日本、フランス両政府は19日、東京で外務・防衛局長級協議を開き、北朝鮮による同日の弾道ミサイル発射について「こうした挑発行為は許されない」との認識を確認した。仏外務省のエレラ政務・安全保障総局長が協議後に記者会見し、明らかにした。

協議では、インド太平洋地域に関する懸案やアフガニスタン情勢、イランの核問題などを議論。南・東シナ海などで海洋進出を図る中国については、双方の分析を共有し、今後の対応についても話し合った。

外務・防衛閣僚会合(2プラス2)の年内開催に向け準備を進めることでも一致した。仏側は宇宙やサイバー分野における人工知能(AI)の活用でも日本との協力を進めたい意向だ。
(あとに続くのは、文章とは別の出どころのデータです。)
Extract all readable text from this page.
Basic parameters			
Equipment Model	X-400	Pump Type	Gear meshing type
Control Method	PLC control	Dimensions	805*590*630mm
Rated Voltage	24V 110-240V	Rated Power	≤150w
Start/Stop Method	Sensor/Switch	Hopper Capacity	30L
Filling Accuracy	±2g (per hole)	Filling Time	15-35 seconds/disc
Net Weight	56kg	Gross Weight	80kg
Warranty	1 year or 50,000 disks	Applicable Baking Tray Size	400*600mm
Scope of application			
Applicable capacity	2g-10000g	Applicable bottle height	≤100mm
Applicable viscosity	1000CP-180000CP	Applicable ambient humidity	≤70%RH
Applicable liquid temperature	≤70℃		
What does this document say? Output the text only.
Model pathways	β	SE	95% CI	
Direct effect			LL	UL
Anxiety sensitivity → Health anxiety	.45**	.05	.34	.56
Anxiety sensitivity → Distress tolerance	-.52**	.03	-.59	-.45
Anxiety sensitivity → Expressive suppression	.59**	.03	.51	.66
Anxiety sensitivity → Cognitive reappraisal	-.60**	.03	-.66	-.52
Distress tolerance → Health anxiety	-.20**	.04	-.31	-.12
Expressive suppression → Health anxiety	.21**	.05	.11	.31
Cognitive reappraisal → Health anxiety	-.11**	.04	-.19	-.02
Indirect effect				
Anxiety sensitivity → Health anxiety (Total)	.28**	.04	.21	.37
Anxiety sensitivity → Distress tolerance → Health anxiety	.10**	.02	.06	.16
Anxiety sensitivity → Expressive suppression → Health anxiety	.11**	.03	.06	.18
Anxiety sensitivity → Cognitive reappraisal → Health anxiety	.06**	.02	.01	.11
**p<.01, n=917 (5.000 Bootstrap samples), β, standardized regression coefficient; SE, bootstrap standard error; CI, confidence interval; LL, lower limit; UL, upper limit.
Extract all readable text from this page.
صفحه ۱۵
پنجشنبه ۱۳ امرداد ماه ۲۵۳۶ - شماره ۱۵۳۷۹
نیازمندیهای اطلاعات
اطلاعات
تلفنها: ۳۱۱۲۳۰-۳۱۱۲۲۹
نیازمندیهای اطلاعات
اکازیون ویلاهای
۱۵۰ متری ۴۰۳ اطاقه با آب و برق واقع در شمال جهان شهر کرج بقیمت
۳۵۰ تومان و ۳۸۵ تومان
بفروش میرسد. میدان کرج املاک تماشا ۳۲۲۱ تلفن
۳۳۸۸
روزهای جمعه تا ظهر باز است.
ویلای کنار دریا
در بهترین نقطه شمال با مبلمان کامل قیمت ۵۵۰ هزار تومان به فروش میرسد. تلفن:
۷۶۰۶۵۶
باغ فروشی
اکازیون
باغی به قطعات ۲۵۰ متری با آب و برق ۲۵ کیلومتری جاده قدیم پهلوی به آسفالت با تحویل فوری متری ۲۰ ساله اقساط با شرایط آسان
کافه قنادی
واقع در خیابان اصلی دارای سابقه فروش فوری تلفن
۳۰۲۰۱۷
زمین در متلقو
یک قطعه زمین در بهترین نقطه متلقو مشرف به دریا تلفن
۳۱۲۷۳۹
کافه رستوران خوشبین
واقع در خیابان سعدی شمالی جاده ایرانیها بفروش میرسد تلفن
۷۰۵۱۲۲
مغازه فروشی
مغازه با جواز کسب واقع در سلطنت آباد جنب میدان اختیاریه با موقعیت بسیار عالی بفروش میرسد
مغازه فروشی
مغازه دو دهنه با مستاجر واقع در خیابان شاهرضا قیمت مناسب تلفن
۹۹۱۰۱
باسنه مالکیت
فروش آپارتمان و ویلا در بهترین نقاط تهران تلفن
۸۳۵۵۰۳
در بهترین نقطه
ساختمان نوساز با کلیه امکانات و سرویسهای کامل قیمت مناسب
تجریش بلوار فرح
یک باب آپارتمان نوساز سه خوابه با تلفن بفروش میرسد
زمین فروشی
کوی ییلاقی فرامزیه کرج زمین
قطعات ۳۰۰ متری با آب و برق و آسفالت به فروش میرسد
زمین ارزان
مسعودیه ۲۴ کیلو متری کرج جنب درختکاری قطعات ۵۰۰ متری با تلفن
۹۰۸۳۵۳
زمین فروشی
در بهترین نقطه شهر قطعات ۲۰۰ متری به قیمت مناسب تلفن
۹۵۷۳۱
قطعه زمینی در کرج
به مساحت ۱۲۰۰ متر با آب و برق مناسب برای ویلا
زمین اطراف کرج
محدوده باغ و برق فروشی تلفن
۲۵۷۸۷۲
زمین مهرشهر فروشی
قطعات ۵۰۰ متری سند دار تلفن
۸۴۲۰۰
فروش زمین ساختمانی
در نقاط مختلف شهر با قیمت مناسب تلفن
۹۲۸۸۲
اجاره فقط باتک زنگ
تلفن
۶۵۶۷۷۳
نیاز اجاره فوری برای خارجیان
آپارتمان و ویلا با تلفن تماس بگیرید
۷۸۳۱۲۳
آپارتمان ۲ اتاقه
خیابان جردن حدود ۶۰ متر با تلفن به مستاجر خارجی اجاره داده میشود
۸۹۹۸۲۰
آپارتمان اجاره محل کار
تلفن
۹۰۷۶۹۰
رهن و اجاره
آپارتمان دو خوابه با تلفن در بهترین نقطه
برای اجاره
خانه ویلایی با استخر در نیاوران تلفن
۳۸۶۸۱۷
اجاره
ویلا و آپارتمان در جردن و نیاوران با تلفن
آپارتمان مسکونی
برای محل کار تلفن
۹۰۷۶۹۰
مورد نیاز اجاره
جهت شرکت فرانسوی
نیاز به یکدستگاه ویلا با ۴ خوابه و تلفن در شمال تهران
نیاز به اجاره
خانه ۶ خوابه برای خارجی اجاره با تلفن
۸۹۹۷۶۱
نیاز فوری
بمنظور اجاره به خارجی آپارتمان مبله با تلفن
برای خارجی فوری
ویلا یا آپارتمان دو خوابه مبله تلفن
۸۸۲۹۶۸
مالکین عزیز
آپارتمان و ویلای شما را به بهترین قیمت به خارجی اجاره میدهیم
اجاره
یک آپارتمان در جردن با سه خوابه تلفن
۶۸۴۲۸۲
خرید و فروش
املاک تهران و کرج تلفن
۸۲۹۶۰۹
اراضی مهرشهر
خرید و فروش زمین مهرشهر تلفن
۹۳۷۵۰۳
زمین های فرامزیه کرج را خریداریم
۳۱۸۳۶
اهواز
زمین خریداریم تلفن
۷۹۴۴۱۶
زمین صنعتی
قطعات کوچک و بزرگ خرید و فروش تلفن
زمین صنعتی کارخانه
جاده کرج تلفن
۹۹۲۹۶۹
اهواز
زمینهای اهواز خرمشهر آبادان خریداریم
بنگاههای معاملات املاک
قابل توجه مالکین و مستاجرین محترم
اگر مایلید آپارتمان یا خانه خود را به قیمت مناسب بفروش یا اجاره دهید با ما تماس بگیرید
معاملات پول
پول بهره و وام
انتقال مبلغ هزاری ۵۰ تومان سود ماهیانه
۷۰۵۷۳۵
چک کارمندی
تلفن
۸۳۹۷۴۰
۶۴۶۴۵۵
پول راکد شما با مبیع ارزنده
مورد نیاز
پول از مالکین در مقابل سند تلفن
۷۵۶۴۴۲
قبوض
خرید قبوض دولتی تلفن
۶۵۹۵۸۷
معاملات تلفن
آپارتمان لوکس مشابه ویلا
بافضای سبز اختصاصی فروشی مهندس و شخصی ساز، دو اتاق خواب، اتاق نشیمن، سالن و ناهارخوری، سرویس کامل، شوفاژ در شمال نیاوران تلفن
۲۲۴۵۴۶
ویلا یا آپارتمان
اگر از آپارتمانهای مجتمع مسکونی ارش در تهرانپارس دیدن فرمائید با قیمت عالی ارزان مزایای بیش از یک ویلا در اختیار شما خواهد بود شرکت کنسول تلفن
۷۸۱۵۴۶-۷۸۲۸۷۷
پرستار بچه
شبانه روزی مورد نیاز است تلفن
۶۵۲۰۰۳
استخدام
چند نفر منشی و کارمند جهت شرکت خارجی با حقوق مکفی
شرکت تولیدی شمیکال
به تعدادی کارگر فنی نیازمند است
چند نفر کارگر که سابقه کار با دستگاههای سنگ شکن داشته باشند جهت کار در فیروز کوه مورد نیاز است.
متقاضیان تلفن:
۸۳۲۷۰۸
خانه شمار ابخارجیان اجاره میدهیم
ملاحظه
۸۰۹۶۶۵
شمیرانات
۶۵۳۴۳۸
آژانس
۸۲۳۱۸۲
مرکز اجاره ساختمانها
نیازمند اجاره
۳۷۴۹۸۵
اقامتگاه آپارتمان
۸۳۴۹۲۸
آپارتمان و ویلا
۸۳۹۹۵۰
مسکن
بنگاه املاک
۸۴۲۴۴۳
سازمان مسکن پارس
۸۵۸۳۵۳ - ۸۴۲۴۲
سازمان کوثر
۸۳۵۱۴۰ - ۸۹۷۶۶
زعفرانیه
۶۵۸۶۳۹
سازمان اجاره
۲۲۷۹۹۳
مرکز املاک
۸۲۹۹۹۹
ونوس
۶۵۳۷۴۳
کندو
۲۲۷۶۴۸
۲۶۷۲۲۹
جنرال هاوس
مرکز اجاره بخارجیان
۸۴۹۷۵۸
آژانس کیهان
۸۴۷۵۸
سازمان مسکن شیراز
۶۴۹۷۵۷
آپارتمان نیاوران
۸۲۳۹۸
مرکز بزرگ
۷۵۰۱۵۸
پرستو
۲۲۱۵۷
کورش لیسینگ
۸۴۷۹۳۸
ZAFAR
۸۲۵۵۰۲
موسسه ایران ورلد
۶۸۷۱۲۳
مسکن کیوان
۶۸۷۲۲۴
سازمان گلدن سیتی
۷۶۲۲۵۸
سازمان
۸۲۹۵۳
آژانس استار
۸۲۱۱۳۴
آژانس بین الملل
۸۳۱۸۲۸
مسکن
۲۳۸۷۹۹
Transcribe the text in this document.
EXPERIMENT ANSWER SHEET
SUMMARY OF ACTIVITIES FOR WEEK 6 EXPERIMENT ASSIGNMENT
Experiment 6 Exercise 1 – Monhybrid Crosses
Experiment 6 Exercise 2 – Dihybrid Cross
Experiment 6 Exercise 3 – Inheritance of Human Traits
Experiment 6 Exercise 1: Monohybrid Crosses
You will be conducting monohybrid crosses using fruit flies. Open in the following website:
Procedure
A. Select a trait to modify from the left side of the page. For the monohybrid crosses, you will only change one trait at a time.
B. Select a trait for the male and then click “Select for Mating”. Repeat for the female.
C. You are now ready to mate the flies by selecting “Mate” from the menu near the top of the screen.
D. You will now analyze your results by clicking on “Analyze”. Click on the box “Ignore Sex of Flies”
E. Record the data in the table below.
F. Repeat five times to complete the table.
エレラ氏は会見で、米英豪による安全保障枠組み「AUKUS(オーカス)」創設を受けたインド太平洋地域の政策に関し、「フランスにとって非常に重要な地域であることは変わらない」と述べ、今後も同地域の安定や発展を重視する姿勢を示した。

フランスの排他的経済水域(EEZ)の93%はインド洋と太平洋に位置している。